Ahora que el verano acecha (el tiempo vuela, nos guste o no), somos muchos los que empezamos a pensar en ciertas estrategias para quitarnos esos kilitos que nos sobran y así lucir cuerpazo este año en la playa. Sin embargo, el universo de las dietas (milagrosas o no, incluso militares…) es tan extenso que también somos muchos los que acabamos abrumados con tanta información y al final decidimos quedarnos como estamos, de brazos cruzados…
Pues bien, si te suena esta situación, tranquilo, porque hemos descubierto que existe una práctica en concreto que tiene la solución: hablamos de la alimentación macrobiótica. Pero, ¿qué es exactamente y por qué todo el mundo habla de ella? Te lo contamos.
Para empezar, no se trata de un régimen al uso, sino que es más bien una forma de vida que entiende la comida como una auténtica curación (la idea proviene de la medicina tradicional china). Así, la macrobiótica propone potenciar el bienestar físico, mental y espiritual del ser humano a través de una alimentación natural basada en el equilibrio del yin (alimentos pasivos) y el yang (alimentos activos): los cereales integrales son la base de la dieta, las verduras y hortalizas deben ser de agricultura biológica…
La técnica incluye bocados como legumbres, frutas del tiempo, algas, semillas y pescado, entre otros, pero deja fuera la carne, los huevos, los lácteos, el azúcar, la miel, los alimentos procesados y refinados, las especias picantes… y también las plantas solanáceas (tomates, patatas, berenjenas, pimientos).
Beneficios de la «dieta» macrobiótica
Son muchas las personas que tras decantarse por seguir esta forma de vida han asegurado que se experimenta una sensación de equilibrio interior, algo que se relaciona con los efectos «contractivos» de los cereales integrales y las legumbres, a la acción calmante del complejo vitamínico B abundante en estos alimentos y al metabolismo de los hidratos de carbono complejos, sin altibajos de glucosa.

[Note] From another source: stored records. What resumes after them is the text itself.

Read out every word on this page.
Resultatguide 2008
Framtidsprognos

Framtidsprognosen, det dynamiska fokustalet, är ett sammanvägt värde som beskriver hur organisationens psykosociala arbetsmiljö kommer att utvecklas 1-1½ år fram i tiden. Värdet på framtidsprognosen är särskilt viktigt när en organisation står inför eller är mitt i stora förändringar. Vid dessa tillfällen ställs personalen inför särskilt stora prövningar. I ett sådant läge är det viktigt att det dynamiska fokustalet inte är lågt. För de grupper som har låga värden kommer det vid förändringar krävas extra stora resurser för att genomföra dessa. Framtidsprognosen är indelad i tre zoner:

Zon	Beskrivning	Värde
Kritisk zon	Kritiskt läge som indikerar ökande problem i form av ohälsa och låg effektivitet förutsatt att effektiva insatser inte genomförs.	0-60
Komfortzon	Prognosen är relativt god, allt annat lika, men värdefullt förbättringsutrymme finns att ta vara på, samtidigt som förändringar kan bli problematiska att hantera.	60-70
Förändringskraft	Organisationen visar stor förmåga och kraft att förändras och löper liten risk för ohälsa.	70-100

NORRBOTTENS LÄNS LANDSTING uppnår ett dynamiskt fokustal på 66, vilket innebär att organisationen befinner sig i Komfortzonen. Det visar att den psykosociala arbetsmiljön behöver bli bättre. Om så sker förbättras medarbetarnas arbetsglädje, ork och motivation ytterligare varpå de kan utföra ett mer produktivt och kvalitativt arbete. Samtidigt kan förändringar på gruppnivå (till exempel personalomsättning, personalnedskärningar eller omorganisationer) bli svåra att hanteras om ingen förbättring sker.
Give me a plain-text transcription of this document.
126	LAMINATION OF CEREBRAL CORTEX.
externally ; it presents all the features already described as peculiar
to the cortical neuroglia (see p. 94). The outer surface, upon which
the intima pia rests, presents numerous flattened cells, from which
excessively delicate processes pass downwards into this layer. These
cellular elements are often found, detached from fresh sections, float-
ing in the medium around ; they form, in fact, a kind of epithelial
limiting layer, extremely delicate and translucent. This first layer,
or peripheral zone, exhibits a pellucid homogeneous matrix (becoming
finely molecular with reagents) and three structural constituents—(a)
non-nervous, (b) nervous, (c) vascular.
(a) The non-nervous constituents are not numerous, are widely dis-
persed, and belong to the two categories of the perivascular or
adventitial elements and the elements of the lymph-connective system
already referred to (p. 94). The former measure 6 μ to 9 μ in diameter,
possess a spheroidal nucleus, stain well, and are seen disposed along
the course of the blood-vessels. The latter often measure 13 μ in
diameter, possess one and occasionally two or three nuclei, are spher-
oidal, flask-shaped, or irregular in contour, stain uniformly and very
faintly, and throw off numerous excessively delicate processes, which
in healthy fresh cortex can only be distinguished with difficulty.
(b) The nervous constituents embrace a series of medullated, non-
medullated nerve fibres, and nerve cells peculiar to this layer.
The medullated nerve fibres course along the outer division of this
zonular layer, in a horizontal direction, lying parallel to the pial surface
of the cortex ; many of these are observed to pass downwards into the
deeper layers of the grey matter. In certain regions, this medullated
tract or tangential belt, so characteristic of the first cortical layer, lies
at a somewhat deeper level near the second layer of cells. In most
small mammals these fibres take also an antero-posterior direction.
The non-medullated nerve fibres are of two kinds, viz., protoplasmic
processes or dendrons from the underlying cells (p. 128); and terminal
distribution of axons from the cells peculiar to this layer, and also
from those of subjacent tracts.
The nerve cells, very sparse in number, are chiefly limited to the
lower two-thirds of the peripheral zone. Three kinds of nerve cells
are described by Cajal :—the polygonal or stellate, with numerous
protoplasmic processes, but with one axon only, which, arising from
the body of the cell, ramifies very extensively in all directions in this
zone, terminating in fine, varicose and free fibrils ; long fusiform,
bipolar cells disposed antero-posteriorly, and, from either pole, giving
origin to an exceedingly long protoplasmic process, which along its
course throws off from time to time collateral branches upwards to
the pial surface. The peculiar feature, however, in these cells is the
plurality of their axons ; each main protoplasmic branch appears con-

Michio Kushi, autoridad mundial e impulsor en la materia, reveló en Cuerpomente que, tras probar el método, experimentó cambios muy significativos. «Me sentí mejor físicamente, sin duda, pero también mi memoria mejoró. No solo recordaba más cosas sobre la infancia o adolescencia, sino que me volví más sensible e inclinado hacia el mundo natural. Percibía mejor los sonidos, el agua, el aire. También el mundo invisible, las vibraciones, lo sutil. Y a medida que mejoraba mi alimentación, que comía más cereales, menos proteínas, notaba que me volvía más sensible a la forma en que sentían y pensaban los demás», explicó.
No obstante, antes de comenzar con cualquier plan alimenticio es importante conocer las circunstancias personales de cada uno. Y por eso puede ser de gran utilidad consultar a nutricionistas expertos.